The question is, of course, do they deserve it? Is the punishment meted out by our two masters of ridicule proportionate to their victim's crime? Lanzarote's verdict has got to be an emphatic 'Aye' for there's a subtle whiff of healthy revolutionary spirit in our two bailiffs' chosen method. Behind the ridicule lies hidden a desire for a change in mentality that rivals Alternattiva's plan to redisign the political landscape.

Let's call it an attack on the claustrophobic pomposity that sits above Malta like a thick blanket of fog. For it's a sorry state of affairs indeed when the most widely-read and respected newspaper in a country that spawned NET and SuperOne, is used as a campaign billboard for politicians and their hangers-on.

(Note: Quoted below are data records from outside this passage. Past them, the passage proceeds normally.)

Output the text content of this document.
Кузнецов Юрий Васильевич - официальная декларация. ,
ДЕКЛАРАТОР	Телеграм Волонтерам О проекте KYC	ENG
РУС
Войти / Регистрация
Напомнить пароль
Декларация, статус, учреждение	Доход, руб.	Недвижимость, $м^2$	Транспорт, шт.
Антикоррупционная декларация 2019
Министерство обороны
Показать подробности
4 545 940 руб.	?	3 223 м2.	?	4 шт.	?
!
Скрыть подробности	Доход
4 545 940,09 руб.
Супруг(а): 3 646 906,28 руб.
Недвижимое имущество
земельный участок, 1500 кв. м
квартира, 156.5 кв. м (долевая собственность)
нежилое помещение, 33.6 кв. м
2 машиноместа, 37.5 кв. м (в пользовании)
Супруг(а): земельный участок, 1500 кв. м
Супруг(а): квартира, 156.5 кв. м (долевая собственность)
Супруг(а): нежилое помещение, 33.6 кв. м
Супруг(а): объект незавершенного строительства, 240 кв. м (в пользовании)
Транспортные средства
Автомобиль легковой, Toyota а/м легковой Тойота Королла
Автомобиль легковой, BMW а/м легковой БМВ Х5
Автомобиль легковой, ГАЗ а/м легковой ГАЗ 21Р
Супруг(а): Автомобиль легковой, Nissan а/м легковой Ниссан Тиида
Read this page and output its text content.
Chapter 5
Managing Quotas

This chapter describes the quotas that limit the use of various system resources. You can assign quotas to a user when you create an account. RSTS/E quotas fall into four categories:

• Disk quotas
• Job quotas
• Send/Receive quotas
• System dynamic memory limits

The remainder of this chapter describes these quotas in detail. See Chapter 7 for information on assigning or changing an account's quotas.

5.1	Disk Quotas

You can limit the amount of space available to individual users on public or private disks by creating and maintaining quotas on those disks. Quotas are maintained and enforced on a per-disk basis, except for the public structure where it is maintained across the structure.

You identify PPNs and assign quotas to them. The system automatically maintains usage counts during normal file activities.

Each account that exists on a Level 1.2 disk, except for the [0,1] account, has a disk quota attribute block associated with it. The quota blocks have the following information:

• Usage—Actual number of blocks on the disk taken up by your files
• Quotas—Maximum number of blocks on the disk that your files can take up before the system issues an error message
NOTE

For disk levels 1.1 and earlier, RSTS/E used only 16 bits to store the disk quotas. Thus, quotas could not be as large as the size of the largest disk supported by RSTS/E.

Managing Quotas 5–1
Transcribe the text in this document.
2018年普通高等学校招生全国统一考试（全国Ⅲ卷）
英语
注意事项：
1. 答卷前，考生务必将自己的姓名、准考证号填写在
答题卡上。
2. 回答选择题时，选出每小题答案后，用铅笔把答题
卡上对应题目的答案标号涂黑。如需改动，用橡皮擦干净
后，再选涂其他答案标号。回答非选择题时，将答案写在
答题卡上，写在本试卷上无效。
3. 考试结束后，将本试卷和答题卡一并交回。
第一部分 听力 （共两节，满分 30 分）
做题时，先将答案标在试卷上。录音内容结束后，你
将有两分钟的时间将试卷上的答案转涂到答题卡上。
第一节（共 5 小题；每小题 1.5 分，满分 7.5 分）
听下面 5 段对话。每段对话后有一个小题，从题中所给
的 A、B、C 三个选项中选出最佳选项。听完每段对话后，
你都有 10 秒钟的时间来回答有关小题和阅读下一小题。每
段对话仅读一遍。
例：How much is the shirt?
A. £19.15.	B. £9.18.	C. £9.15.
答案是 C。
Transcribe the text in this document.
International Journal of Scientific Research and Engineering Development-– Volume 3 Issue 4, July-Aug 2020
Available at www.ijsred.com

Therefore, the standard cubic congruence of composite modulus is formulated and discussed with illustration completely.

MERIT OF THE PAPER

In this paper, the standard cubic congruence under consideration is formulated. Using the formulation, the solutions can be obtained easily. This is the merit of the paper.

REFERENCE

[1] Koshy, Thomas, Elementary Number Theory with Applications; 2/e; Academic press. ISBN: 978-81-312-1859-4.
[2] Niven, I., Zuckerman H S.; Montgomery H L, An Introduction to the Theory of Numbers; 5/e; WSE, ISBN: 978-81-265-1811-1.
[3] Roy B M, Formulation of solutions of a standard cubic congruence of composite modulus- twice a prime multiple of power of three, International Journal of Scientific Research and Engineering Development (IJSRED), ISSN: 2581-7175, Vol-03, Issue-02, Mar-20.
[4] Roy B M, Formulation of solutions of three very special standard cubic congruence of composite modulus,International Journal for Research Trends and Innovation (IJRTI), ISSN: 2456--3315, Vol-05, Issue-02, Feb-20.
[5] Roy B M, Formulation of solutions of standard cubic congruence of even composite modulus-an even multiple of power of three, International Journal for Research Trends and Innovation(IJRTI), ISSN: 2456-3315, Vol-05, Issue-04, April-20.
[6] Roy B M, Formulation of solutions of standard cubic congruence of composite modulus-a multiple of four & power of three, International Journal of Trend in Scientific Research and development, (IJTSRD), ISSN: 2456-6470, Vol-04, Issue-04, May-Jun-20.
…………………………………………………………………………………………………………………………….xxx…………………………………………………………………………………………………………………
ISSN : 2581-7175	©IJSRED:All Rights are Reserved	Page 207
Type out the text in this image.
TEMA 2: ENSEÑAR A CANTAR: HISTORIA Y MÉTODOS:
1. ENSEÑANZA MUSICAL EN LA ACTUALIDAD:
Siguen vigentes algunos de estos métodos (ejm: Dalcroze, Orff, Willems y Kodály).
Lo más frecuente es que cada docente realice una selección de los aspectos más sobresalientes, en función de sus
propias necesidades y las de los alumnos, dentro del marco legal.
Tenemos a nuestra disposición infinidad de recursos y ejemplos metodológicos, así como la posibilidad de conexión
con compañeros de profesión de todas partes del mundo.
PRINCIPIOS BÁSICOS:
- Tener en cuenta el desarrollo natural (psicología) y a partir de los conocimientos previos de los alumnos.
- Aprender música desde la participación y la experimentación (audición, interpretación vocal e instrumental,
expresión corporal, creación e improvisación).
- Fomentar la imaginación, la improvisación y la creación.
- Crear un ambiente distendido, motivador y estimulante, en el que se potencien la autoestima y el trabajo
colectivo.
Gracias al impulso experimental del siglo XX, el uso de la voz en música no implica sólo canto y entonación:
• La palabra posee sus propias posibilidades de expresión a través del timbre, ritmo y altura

You want to blow your trumpet to the middle-class while getting kudos from your political masters in the process? No problem, says The Times, just scribble away something remotely comprehensible in our pages. Remember, it says, you'll look much more credible if you do it here.

Now just imagine for a minute, if you'll bear with me, Le Monde and La Repubblica carrying opinion columns by Segolene Royal or Piero Fassino (and their merry band of supporters) week after ruddy dull week. The mere thought of it is enough to make you strangle yourself in boredom. Of course these papers have got their political slants. Nothing wrong with that. But they've got journalists and more or less impartial columnists doing the job. It's the bare-faced self-promotion and cheek a la maltaise that I can't stand. Here I am, these scribblers are saying, I want to have cake at my master's table, I want to eat it and while I'm at it, I'd really love to shove my cake recipes down your gullible little throats. In short, Malta's media has given new meaning to the term 'political journalism'.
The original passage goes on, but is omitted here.